Where oh where does bad behavior come from?
Photo credits: Sofia, with a wickedly wacky wig
April 11, 2024

Dear Parents, Dear Non-parents. I think you should know. The sweet, winsome, delightful babe I once knew as my daughter Sofia has been taken hostage. The kidnapper is her 4-year-old self, whom I much prefer to call Snaffalufagus, Snoofledorf or Sofinozzles (names infinitely more fitting now). She still looks like Sofia, is still cute as anything by appearance, but her character has morphed into a sassy, snappy, snarky, sulky, stubbornly, and surly being by nature, and reeks of misbehavior by adult standards.

Despite my momentary frustration and losses of will to reason and rectify this startling change, I’ve now become strangely intrigued with this being that’s kidnapped my sweet innocent Sofia and the idea of what it all means.
This Snaffle-Snozzle Snoofledorf residing in our home is outrightly jealous for example (of Babs, Shih Tzu and recipient to my kisses and cuddles). She is also selfish, insatiable, entitled, capricious, obnoxious, whiny, unreasonable, unfair, disorderly, cranky, naggy, moody, rude, and obsessive-compulsive. She has no qualms about tattling, mocking, defying, farting, burping, making an utter mess and nuisance of herself, and laughing viciously in my face when I’m distraught over something she’s done (like leaving her version of a Jackson Pollock in bright lip gloss over the marble bathroom counter).

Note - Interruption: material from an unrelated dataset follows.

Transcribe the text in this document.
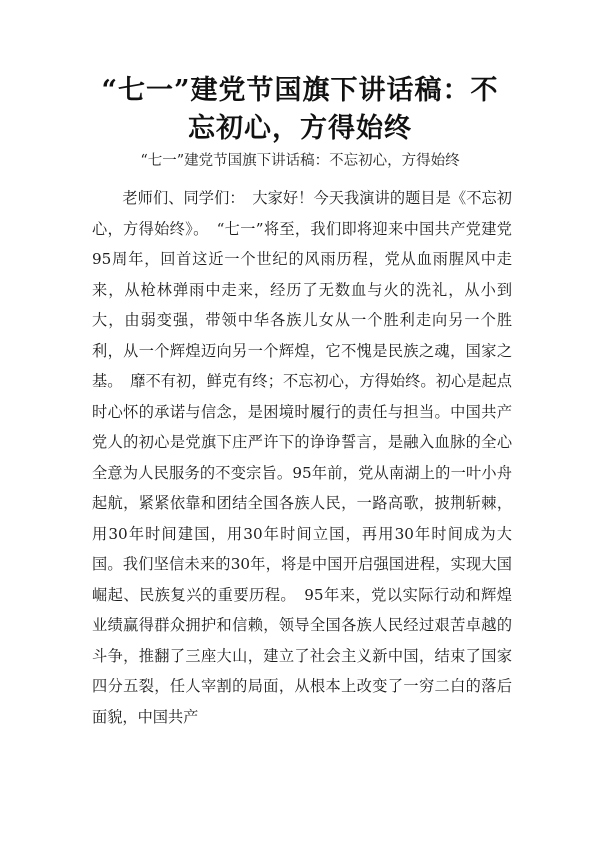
“七一”建党节国旗下讲话稿：不忘初心，方得始终

“七一”建党节国旗下讲话稿：不忘初心，方得始终

老师们、同学们：　大家好！今天我演讲的题目是《不忘初心，方得始终》。　“七一”将至，我们即将迎来中国共产党建党95周年，回首这近一个世纪的风雨历程，党从血雨腥风中走来，从枪林弹雨中走来，经历了无数血与火的洗礼，从小到大，由弱变强，带领中华各族儿女从一个胜利走向另一个胜利，从一个辉煌迈向另一个辉煌，它不愧是民族之魂，国家之基。　靡不有初，鲜克有终；不忘初心，方得始终。初心是起点时心怀的承诺与信念，是困境时履行的责任与担当。中国共产党人的初心是党旗下庄严许下的诤诤誓言，是融入血脉的全心全意为人民服务的不变宗旨。95年前，党从南湖上的一叶小舟起航，紧紧依靠和团结全国各族人民，一路高歌，披荆斩棘，用30年时间建国，用30年时间立国，再用30年时间成为大国。我们坚信未来的30年，将是中国开启强国进程，实现大国崛起、民族复兴的重要历程。　95年来，党以实际行动和辉煌业绩赢得群众拥护和信赖，领导全国各族人民经过艰苦卓越的斗争，推翻了三座大山，建立了社会主义新中国，结束了国家四分五裂，任人宰割的局面，从根本上改变了一穷二白的落后面貌，中国共产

Typically, bad parenting is the culprit of all such bad behavior, which, let me tell you, is an insult. I see no reason to attribute any of Sofizzles’ behavior to bad parenting on Javi or I. And so, I analyze.

Are all siblings the same? Do they all exhibit the same good or bad behavior? If nurture presides over nature, then given siblings having the exact same upbringing, what would explain how different they are?!?! Siblings are a perfect example of nature winning supremely over nurture, as clearly you will often find opposites or close to opposites between siblings. Yes, the number of years the siblings are apart and who is oldest versus who is youngest do of course make an impact, BUT…

Well-intentioned Moms, Dads, Ladies and Gents, in view of the controversy of “nature versus nurture,” I—surrendered witness to this kidnapping—wish to emphasize what is plain to see:

If children young enough to have not yet been marred by the disappointments and turmoils of life (such as 4-year-old Sofia), IF these INNOCENT young children exhibit all such misbehaviors without a conscience, then we can reason all these behaviors are completely natural and NOT (at least in this case) a consequence of nurture. And if we deem this true, then might we want to cut our adult selves some slack when we too misbehave? These naughty-by-nature creatures are moody because they’re moody, not because they have droopy skin or a bad day at work.

But I continue to wonder, to what extent are these things learned and to what extent are they innate? Do we all come into the world with all these traits and un-learn them as we grow up in society? With these rascal children, are we perhaps unconsciously reinforcing certain traits through our parenting? Or are they just trying out behavior and testing our reactions?

Sometimes as parents we’re not at our best. But instead of listing the why’s we might act “bad,” we might sometimes just as well accept “our bad” as our 4-year-old selves temporarily taking hostage of our socially-acceptable adult selves.
So when the sweet n’ smiley, diligent dutiful n’ polite Me has been overly pressurized, when it feels so right to leave correctness in reckless abandonment even for just a fleeting moment… when kidnapper Me comes out to smirk and snark in wicked glee, and relish a full deployment of grouchy gloomy and ghastly SHE… I can rest assured, it’s HUMAN. And I call her NITROLL (my childhood nickname as a rascal).